Iron Man doesn't just offer witty dialogue and a stellar cast. As is expected with comic book capers, the movie also delivers spectacular action scenes.

Favreau said: "We had tremendous freedom. The explosions had to be great, there had to be enough great action set pieces. I knew that the technology of the day - and I'm not that big a fan of CGI – but the work that's been done is very convincing right now. We tried to go that extra mile." Several highly entertaining scenes take place in Stark's state-of-the-art workshop while he is inventing his alter-ego. It is here that he learns to control the power of his suit and experiments with flying - at the cost of several of his gleaming sports cars - ably assisted by his over-efficient talking robots.

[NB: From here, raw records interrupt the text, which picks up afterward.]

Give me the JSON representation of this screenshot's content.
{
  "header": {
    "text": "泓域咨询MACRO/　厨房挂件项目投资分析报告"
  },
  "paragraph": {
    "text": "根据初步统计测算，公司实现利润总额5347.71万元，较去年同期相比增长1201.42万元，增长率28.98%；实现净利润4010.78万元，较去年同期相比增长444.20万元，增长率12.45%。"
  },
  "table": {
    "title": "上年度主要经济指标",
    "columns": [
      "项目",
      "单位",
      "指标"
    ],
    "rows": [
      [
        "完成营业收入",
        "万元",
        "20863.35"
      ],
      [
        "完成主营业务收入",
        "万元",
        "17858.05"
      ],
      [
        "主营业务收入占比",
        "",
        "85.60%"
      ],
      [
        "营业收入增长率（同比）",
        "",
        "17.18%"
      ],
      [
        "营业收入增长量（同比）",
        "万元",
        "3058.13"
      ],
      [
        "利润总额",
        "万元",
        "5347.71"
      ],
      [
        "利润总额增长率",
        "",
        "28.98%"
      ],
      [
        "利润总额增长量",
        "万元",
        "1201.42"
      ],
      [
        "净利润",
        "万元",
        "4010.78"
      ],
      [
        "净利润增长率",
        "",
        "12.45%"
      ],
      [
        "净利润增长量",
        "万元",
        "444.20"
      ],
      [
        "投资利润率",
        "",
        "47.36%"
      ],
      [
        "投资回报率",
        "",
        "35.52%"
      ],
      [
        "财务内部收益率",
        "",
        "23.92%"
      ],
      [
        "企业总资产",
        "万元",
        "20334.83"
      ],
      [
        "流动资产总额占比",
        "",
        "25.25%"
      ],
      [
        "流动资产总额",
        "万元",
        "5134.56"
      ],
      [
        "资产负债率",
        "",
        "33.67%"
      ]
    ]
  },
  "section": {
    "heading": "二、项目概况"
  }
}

Terrence Howard, who plays Stark's trusted friend and military advisor Lt. Colonel James "Rhodey" Rhodes, underwent intensive training with the US Air Force to prepare for his role. He said: "It really helped me find the nuts and bolts of the character. I loved getting up in the air. I was going 400 miles an hour in a jet and when I took over the controls for the first time, it was an experience I will never forget."

Favreau has already expressed his interest in working on the follow-up to what is sure to be a huge box office smash. He is hoping to secure a trilogy and insists both the cast and crew are keen to reprise their roles.

Given the movie's impressive actions scenes, support cast and, of course, the terrific Downey Jr., it seems at least one Iron Man sequel is a dead cert.